Fox News host Tucker Carlson accused Sen. Elizabeth Warren, D-Mass., of lying about her claim that she sexually harassed by a professor at the University of Houston Law Center.
During a segment on his program Tuesday night, Carlson brought up a story from the Washington Post published earlier that day, which described "how Warren once eulogized a dead colleague by telling his grieving children that the man had sexually harassed her by literally chasing her around in circles in his office.”
“One problem with that story?” Carlson asked his audience. “The man she accused of chasing her was a polio victim. He couldn't chase anybody.”
Carlson's guest, the conservative columnist Howie Carr, accused Warren of changing her story from one in which she characterized Smith as “avuncular” and similar to “Mr. Chips” to one where he became a “Harvey Weinstein predator.” Carr also claimed that Warren did so to curry favor with the #MeToo movement, leading Carlson to assert that Americans reward one another for “victimhood.”
“I kind of think it's our fault, though. It's America's fault,” the Fox News host said.”When you reward people for victimhood, they pretend to be victims. Why wouldn't they?”

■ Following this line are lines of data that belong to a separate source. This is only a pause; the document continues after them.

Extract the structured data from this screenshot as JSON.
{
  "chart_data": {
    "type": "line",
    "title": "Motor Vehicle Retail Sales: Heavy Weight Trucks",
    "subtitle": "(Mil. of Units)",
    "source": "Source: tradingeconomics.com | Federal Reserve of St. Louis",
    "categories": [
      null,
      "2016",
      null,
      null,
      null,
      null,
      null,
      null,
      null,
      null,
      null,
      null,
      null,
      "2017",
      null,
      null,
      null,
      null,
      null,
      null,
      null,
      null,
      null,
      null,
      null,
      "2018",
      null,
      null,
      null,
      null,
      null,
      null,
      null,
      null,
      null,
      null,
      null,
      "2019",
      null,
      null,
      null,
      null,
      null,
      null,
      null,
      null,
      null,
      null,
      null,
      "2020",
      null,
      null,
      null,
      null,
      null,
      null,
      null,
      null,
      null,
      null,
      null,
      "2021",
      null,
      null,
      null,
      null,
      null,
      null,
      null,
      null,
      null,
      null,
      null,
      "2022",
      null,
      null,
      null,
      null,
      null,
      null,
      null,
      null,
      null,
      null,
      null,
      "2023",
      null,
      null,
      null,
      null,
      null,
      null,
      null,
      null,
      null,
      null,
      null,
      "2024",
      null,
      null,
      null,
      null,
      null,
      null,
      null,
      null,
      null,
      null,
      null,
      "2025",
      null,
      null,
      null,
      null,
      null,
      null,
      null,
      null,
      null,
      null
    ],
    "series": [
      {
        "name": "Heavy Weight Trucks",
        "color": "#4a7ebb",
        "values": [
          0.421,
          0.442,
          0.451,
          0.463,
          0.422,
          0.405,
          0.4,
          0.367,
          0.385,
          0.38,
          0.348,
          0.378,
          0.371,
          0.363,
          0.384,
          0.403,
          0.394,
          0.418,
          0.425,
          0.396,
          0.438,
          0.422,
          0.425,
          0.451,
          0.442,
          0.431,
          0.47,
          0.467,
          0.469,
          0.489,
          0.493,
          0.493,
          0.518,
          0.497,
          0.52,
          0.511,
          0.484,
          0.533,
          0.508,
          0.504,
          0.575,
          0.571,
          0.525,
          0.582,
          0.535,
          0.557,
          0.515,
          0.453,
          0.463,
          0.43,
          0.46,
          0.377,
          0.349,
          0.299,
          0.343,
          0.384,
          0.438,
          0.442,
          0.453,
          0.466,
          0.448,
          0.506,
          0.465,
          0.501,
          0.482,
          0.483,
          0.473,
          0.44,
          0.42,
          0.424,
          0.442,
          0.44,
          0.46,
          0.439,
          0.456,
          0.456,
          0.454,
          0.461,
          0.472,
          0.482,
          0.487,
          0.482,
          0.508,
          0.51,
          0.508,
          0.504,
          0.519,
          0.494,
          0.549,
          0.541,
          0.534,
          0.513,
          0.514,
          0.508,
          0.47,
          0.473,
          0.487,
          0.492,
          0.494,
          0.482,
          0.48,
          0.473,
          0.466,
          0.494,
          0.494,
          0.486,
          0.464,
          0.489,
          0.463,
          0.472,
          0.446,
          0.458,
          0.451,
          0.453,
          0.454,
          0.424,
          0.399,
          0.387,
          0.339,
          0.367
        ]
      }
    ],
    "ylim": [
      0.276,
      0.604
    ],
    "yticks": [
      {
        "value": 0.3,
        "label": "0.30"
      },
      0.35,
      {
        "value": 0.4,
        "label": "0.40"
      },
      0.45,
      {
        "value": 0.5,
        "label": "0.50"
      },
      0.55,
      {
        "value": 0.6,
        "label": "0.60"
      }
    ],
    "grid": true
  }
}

The article in question described how Warren had been asked to eulogize Eugene Smith, who had been head of the faculty hiring committee when Warren interviewed in 1978. After being invited to speak at his funeral, “Warren described how Smith had invited her to his office one day just a few months after she had been hired. He shut the door and lunged for her, she said, and as she protested, he chased her around his desk before she was able to escape out the door.”
The report described the reactions of many of the mourners as “slack-jawed,” and mentioned that Smith’s ex-wife and three sons were present. One professor told The Post that some of the attendees questioned whether it would have been possible for Smith to chase Warren around his office, as she claimed, because he was a polio victim. One professor at the university told The Post that Warren had mentioned the incident to him at the time that it happened in 1979, he had advised her not to report anything.
"If she tried to get him, she would be the one in the long term to suffer, because she would become known as a troublemaker," he said.
During his show Tuesday, Carlson also claimed that Warren had been fired from a teaching job for being pregnant “when the evidence shows that’s completely untrue.” In fact, there is no indication that Warren lied about that incident. Critics who alleged that she had not been fired overlooked that women who lose their jobs due to being pregnant are often pressured to leave.
Carlson also pointed to Warren’s controversial claim of Native American ancestry. A DNA test taken last year by the Democratic candidate proved that she did have a Native American ancestor, although she is predominantly white.
When speaking to Salon earlier this year, Carlson praised Warren for a book she wrote called “The Two-Income Trap.” He told Salon that “if she ran on [the ideas in her book], I would vote for Elizabeth Warren, and I would say so in public. That's what I'm calling for, and I don't care who provides it. Why would I?”